Amy Hyman Gregory

Amy Hyman Gregory

Ph.D., Florida International University, Legal Psychology, 2009

Phone: 305-348-7917

Email: amyhyman@fiu.edu

Areas of Expertise: Investigative Interviewing Techniques, Eyewitness Memory and Identification Procedures, Juror and Legal Decision-Making

Bio

Amy Hyman Gregory is an Instructor and Undergraduate Program Director in the Department of Criminology and Criminal Justice within the Steven J. Green School of International and Public Affairs. She holds a Ph.D. in Legal Psychology from Florida International University, a M.A. in Forensic Psychology from John Jay College of Criminal Justice, and a B.A. in Political Science from Binghamton University-State University of New York (SUNY). Her research interests include investigative interviewing techniques, police note-taking, and report writing, eyewitness memory and identification procedures, and decision-making in criminal and civil cases. She has authored/co-authored manuscripts in the Journal of Experimental Psychology: Applied; the Journal of Investigative Psychology and Offender Profiling; Legal and Criminological Psychology; and Psychology, Crime, and Law. She has made presentations at numerous conferences including the American Psychological Association, the American Psychology-Law Society, the American Society of Criminology, and the Society for Applied Research in Memory and Cognition.
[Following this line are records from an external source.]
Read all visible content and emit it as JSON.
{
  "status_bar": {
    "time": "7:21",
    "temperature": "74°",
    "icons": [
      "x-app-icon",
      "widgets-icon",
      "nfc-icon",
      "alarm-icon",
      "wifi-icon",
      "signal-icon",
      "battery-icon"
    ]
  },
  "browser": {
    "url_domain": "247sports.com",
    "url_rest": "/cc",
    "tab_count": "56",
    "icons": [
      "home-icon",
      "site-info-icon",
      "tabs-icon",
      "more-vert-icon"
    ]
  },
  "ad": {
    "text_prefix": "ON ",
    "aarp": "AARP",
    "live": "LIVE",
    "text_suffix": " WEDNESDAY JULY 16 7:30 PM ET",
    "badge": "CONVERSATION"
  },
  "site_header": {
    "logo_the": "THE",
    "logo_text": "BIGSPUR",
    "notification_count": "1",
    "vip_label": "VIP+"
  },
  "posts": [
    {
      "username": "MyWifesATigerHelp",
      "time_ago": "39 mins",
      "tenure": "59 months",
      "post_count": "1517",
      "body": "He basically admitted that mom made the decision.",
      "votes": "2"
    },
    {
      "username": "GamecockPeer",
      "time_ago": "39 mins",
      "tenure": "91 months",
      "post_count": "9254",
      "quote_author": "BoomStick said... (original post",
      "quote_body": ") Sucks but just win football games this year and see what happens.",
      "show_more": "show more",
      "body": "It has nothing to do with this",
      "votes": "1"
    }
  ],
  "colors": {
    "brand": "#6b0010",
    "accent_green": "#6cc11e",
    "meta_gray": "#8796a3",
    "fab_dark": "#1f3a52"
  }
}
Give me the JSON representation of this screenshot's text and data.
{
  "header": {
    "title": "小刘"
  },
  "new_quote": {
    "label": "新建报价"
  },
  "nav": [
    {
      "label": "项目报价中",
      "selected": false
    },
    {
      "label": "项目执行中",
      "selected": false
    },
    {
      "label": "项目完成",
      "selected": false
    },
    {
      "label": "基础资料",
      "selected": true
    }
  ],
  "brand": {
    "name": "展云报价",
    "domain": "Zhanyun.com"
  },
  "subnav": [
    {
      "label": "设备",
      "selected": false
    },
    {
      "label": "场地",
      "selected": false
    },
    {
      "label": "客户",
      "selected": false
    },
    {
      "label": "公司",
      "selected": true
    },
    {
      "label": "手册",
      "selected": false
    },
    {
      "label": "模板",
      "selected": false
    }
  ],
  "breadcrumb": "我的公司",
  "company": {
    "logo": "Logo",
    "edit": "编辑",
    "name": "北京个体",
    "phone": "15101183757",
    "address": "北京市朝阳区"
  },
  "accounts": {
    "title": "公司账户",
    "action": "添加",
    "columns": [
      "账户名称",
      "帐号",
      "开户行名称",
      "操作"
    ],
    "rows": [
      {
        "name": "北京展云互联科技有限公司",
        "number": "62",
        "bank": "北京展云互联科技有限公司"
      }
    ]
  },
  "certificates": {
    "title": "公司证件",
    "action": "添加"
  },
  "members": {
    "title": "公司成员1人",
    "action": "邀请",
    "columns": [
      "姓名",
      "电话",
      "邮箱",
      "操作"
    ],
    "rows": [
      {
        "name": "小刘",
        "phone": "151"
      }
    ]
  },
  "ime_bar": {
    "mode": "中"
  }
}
Prior to her appointment at FIU, she was District Director for Academic Services at Broward College, where she served as a founding member of their Institutional Review Board (IRB) and IRB administrator. Formerly, she was an Assistant Professor in the Department of Criminology and Criminal Justice at Central Connecticut State University, where she taught undergraduate and graduate courses including Introduction to Criminal Justice, Law Enforcement and Society, Interviewing, Interrogation, and Identification, and Investigative Interviewing Techniques. She also served as a Master’s Thesis Advisor, Co-Director for the Criminal Justice Master’s Program, and a member of the University Graduate Studies Committee.

During her doctoral studies at FIU, she taught undergraduate courses in Social Psychology, Legal Psychology, and Research Methods. She was awarded the Jack D. Gordon Institute for Public Policy and Citizenship Studies' Dissertation Award, as well as the Charles E. Perry Graduate Scholarship, and the Award for Outstanding Academic Achievement in Psychology. She currently teaches Research Methods in Criminal Justice, Measurement and Analysis in Criminal Justice, and Contemporary Issues in Criminal Justice for the Criminology and Criminal Justice Department.